Projects must be owned by commercial, industrial, or institutional (including not-for-profit or public) entities served by one of the investor-owned electric distribution utilities in Massachusetts -- Unitil, National Grid, or Eversource. In addition, customers of any Municipal Light Plant (MLP) Department that pays into the RET are eligible (see MassCEC's website for additional information on which MLP's have joined the RET).
The site assessment grant is a grant of services. For public entities, there is no cost share. For private entities, the MassCEC requires a cost share of $1,500. The site assessment is intended to be the first step of many when planning a wind project. It is also required for additional MassCEC commercial wind grants. There is a specific framework determined for these services, with project timelines and responsibilities clearly defined. The entire site assessment process is designed to last 12 weeks.

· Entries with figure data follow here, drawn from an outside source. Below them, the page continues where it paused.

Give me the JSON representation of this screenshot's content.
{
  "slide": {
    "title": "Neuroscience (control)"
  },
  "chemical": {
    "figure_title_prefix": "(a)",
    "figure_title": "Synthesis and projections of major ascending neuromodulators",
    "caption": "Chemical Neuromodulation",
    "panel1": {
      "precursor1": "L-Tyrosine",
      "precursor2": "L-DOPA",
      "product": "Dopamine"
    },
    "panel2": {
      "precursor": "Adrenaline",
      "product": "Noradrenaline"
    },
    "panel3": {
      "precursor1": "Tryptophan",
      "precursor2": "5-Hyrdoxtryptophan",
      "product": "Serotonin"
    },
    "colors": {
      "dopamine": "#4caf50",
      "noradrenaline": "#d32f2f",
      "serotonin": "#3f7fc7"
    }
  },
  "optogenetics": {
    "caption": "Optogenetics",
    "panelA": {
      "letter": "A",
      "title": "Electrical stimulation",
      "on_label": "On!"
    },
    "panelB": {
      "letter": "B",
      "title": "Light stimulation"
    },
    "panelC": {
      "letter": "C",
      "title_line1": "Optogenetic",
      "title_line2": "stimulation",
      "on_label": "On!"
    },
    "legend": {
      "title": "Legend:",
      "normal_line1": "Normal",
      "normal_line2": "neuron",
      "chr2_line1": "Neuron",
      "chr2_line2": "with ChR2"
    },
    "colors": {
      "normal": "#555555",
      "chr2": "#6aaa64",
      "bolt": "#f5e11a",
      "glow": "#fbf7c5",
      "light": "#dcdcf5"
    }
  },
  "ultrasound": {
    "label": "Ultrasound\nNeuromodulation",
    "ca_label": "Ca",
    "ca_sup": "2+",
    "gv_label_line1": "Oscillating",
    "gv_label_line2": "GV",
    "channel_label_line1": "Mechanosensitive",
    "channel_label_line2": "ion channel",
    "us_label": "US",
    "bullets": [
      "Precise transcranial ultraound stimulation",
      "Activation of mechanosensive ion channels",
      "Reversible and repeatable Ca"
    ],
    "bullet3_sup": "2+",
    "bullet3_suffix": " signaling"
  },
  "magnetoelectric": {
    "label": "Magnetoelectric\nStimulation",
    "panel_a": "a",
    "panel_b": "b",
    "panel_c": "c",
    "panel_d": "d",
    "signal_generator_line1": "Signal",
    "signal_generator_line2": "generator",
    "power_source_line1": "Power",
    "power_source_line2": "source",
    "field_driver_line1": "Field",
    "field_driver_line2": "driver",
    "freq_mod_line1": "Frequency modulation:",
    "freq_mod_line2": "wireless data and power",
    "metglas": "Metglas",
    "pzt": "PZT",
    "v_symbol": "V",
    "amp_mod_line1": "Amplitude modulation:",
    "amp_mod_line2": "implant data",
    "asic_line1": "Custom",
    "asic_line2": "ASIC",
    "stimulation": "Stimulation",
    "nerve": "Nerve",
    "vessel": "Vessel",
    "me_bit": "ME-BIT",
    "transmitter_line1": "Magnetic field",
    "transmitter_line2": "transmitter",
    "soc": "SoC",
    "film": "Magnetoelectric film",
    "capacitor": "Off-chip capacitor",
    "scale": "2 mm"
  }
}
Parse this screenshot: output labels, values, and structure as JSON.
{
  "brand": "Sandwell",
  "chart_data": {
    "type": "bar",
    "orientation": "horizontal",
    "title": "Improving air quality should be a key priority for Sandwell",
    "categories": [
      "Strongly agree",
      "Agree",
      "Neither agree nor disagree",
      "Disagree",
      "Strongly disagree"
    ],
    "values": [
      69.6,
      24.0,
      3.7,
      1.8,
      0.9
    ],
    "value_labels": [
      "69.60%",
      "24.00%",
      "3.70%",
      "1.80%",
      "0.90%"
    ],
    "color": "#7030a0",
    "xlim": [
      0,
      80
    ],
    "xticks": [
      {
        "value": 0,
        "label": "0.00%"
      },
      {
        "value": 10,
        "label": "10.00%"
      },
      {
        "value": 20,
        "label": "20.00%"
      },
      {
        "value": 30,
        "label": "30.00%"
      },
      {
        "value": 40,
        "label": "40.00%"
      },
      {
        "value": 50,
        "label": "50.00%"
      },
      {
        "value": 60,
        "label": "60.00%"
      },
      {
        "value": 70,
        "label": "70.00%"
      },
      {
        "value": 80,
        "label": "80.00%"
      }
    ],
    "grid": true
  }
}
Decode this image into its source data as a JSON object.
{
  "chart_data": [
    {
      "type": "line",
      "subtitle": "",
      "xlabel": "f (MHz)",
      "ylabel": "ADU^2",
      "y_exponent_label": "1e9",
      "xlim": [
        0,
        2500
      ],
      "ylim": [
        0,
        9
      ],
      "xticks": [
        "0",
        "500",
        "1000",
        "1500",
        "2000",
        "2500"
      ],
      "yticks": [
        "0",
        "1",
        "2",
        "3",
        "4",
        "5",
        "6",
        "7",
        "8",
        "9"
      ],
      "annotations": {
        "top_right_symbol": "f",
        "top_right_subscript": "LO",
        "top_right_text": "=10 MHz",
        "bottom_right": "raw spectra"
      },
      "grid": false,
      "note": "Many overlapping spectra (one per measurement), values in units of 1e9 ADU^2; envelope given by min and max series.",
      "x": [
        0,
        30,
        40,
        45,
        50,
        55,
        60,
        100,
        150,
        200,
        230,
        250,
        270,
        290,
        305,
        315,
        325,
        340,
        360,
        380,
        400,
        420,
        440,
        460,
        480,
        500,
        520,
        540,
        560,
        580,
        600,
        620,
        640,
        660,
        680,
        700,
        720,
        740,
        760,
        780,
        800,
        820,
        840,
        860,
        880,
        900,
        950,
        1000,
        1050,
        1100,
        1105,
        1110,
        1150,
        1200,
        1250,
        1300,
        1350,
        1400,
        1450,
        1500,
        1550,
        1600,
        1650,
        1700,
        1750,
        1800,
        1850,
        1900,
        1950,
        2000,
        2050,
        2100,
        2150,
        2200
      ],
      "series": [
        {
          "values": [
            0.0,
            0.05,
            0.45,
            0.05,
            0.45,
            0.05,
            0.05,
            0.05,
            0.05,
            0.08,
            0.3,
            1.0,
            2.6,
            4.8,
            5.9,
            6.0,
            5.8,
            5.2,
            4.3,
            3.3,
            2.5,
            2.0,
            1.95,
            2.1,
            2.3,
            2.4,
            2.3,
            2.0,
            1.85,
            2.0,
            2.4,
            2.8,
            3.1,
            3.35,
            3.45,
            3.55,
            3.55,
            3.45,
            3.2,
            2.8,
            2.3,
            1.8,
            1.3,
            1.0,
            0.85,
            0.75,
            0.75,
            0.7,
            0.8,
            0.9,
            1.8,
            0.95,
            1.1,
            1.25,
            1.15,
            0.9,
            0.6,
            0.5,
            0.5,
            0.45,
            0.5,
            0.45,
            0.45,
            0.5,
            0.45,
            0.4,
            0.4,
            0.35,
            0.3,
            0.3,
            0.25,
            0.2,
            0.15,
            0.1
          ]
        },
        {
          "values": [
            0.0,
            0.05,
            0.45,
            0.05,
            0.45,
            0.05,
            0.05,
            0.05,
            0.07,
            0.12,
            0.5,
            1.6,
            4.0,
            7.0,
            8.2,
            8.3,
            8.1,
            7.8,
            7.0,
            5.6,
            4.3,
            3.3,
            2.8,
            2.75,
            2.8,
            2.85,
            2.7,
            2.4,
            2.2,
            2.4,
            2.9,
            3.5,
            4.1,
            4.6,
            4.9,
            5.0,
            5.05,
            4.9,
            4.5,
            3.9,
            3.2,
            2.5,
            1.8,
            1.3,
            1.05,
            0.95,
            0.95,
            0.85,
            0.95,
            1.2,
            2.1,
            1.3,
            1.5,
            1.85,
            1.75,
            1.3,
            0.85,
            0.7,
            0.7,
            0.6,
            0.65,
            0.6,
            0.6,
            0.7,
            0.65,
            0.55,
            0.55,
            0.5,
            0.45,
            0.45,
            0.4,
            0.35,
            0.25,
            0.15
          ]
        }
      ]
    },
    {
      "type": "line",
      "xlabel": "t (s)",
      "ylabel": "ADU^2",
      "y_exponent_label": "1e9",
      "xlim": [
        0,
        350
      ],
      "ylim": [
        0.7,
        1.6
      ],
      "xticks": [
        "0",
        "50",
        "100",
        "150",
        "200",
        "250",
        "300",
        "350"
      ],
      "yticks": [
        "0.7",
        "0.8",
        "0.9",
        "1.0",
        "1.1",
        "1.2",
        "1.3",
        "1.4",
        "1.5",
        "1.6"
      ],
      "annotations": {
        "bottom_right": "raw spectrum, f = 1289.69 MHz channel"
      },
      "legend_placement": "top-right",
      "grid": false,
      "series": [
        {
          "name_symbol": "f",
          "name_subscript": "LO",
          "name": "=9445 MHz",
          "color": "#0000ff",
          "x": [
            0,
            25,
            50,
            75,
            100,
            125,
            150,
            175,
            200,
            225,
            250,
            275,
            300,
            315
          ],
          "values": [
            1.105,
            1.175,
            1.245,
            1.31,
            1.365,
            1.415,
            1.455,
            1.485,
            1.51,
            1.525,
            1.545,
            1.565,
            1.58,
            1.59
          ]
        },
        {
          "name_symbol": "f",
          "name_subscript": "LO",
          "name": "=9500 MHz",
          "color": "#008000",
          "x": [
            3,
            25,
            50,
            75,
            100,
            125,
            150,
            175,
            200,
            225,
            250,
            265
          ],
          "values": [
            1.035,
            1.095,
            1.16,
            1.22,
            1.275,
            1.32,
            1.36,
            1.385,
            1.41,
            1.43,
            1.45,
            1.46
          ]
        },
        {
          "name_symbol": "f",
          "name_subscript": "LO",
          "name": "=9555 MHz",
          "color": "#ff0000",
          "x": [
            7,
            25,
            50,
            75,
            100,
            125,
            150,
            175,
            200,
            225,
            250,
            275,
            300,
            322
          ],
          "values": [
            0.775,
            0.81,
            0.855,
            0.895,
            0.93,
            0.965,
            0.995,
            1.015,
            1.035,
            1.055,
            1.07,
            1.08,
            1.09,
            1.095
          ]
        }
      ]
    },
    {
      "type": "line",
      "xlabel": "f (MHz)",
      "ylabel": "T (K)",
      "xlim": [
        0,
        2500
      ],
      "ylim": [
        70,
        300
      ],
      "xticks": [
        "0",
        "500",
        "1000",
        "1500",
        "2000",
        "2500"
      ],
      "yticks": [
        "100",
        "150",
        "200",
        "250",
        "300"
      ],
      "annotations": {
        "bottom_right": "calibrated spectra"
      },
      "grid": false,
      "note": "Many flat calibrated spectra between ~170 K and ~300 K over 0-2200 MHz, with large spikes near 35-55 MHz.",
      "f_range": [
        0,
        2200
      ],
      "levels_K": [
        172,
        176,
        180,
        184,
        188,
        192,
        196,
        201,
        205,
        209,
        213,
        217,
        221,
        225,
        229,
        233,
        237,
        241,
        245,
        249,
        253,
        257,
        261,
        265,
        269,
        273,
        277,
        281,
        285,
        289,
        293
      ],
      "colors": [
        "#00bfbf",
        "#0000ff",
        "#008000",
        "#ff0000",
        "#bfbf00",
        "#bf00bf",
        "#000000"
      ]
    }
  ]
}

The feasibility study grant analyzes all aspects of a commercial or community wind project, including the technical, environmental, regulatory, and financial aspects. Public outreach and stakeholder engagement is required as part of the feasibility study. In addition, a detailed wind resource assessment is required, and additional funding is available for that piece. Acoustic studies may qualify for additional funding and should follow MassCEC's Acoustic Methodology for Wind Projects. A public entity may apply for business planning grants, which take place after the feasibility study. Funding levels (with associated cost shares) are as follows:
- Feasibility Study, Public Entity: $50,000 maximum grant with 5% cost share.
- Feasibility Study, Non-Public Entity: $40,000 maximum grant with 20% cost share.
- Wind Monitoring Equipment Adder, Public Entity: $20,000 with 5% cost share.
- Wind Monitoring Equipment Adder, Non-Public Entity: $15,000 with 20% cost share.
- Acoustic Study Grant, Public Entity: $15,000 maximum grant and no cost share.
- Acoustic Study Grant, Non-Public Entity: $12,000 maximum grant with 20% cost share.
- Business Planning Adder, Public Entity Only: $15,000 maximum grant with 5% cost share.
Finally, development grants are available for both commercial and community wind projects. These grants may be used for activities such as permitting, evaluating environmental impacts, performing geotechnical or interconnection studies, and public outreach. Funding levels (with associated cost shares) are as follows:
- Development grant - commercial wind project, non-public entities only: $250,000 maximum grant with 40% cost share.
- Development grant - community wind project, public entity: $250,000 maximum grant with 5% cost share.
- Development grant - community wind project, non-public entity: $200,000 maximum grant with 25% cost share.
All applications must be submitted electronically. Interested applicants should review the full program documentation, solicitations, and applications.